Ainsi commence une comédie digne de Molière, auteur que Dostoïevski estimait profondément. Monsieur Goliadkine-aîné s’introduit sournoisement chez le Conseiller d’État pour finir humilié au milieu d’une assistance choquée de ses manières. C’est le début du cauchemar pour Monsieur Goliadkine-aîné. Sur le chemin du retour, il croise son parfait sosie. Puis le recroise enfin pour s’apercevoir qu’il va dans la même direction que lui, vers le même immeuble, le sien ! Le lendemain, à son travail, il découvre avec surprise son nouveau collègue, Monsieur Iakov Pétrovitch Goliadkine. C’est non seulement son parfait sosie mais aussi son homonyme. En plus, ils sont appelés à travailler dans les mêmes locaux.

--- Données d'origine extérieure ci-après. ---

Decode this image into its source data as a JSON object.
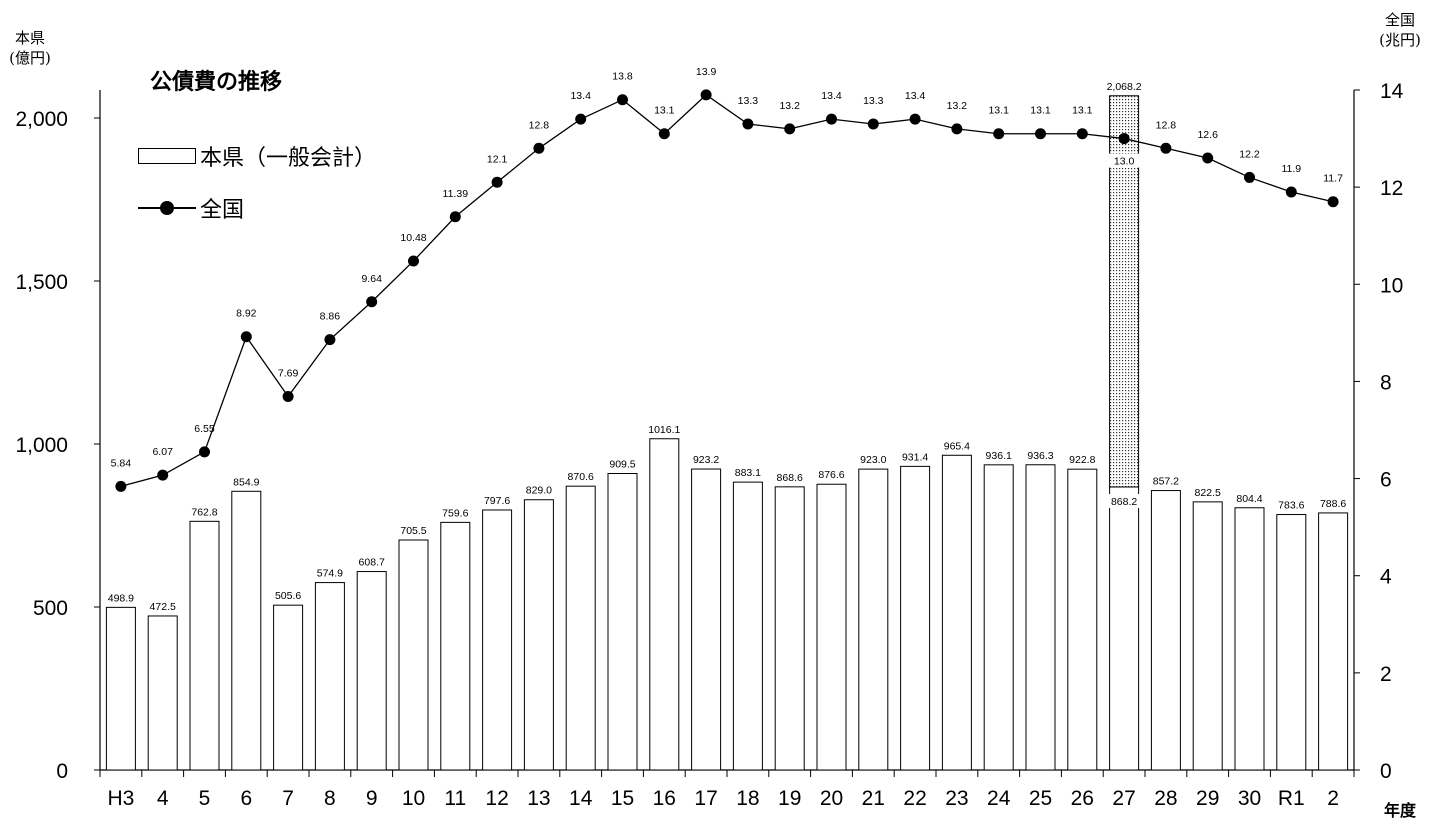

Au gré des voilì-voilà de Monsieur Goliadkine-aîné et de sa trop grande candeur, on découvre un Monsieur Goliadkine-cadet qui est son total opposé. Machiavélique, calculateur et ambitieux. Être véritablement malfaisant qui n’hésite pas à humilier publiquement Monsieur Goliadkine-aîné et à l’abuser. Ce dernier pense, sans nul doute, que Monsieur Goliakine-cadet veut sa place, sa perte et la main de Klara Olsoufievna. Il commence à lui écrire des lettres. Il veut avertir le Gouverneur que cet homme est malfaisant. Malheureusement, ce Monsieur Goliadkine-cadet est le Diable incarné. Où qu’il aille, où qu’il se trouve, Monsieur Goliadkine-aîné le découvre sur son chemin.

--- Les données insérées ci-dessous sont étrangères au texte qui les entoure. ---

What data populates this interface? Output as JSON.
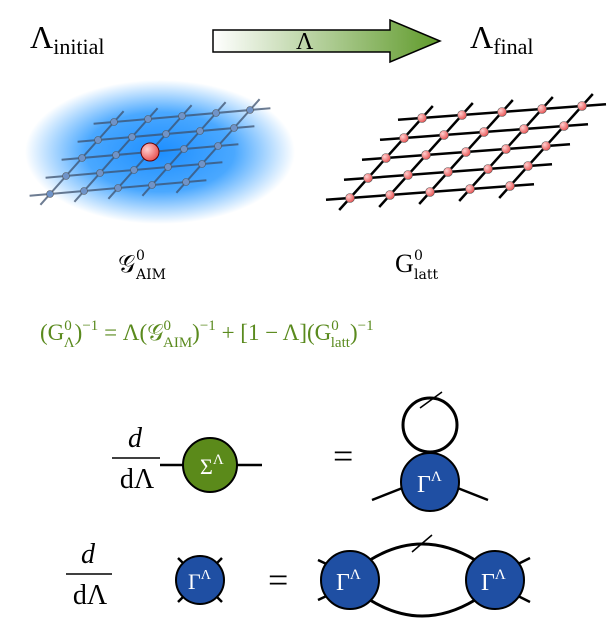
{
  "header": {
    "start": {
      "symbol": "Λ",
      "sub": "initial"
    },
    "arrow": "Λ",
    "end": {
      "symbol": "Λ",
      "sub": "final"
    }
  },
  "lattices": [
    {
      "symbol": "𝒢",
      "sup": "0",
      "sub": "AIM"
    },
    {
      "symbol": "G",
      "sup": "0",
      "sub": "latt"
    }
  ],
  "formula": [
    "(G",
    "0",
    "Λ",
    ")",
    "−1",
    " = Λ(𝒢",
    "0",
    "AIM",
    ")",
    "−1",
    " + [1 − Λ](G",
    "0",
    "latt",
    ")",
    "−1"
  ],
  "equations": [
    {
      "numerator": "d",
      "denominator": "dΛ",
      "lhs": {
        "symbol": "Σ",
        "sup": "Λ"
      },
      "equals": "=",
      "rhs": [
        {
          "symbol": "Γ",
          "sup": "Λ"
        }
      ]
    },
    {
      "numerator": "d",
      "denominator": "dΛ",
      "lhs": {
        "symbol": "Γ",
        "sup": "Λ"
      },
      "equals": "=",
      "rhs": [
        {
          "symbol": "Γ",
          "sup": "Λ"
        },
        {
          "symbol": "Γ",
          "sup": "Λ"
        }
      ]
    }
  ]
}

Tout au long du récit se pose la question de la réalité de Monsieur Goliadkine-cadet : est-il une personne réelle ou bien un produit du cerveau de Monsieur Goliadkine-aîné ? Le machiavélisme éhonté de ce « cadet » est surprenant de réalisme ; on y croit et on doute de tout – une incertitude que ne remettent nullement en cause ni le dénouement, ni la réapparition du Dr Krestian Ivanovitch. Le Double flirte avec le fantastique, aussi ne pouvait-il que déplaire à une critique peu ouverte à l’originalité d’un genre naissant et qui avait loué Les Pauvres gens, un roman épistolaire des plus académiques.
Car Dostoïevski est, après tout, un contemporain de Joseph Sheridan Le Fanu (1814-1873), d’Alexandre Dumas père (1802-1870) et de Mary Shelley (1797-1851) – autant d’écrivains qui ouvriront de nouveaux horizons. Le Double est aussi annonciateur de L’Étrange cas du Dr Jekyll et de Mr Hyde (1886) de l’Écossais Robert Louis Stevenson (1850-1894) : dans ces deux récits, folie et double personnalité revêtent une importance des plus fondamentales.

j. vedrenne

   
 

Fédor Dostoïevski, Le Double (Traduction d’André Markowicz), Actes Sud coll. « Babel » (vol. n° 345), 1998, 282 p. – 8,00 €.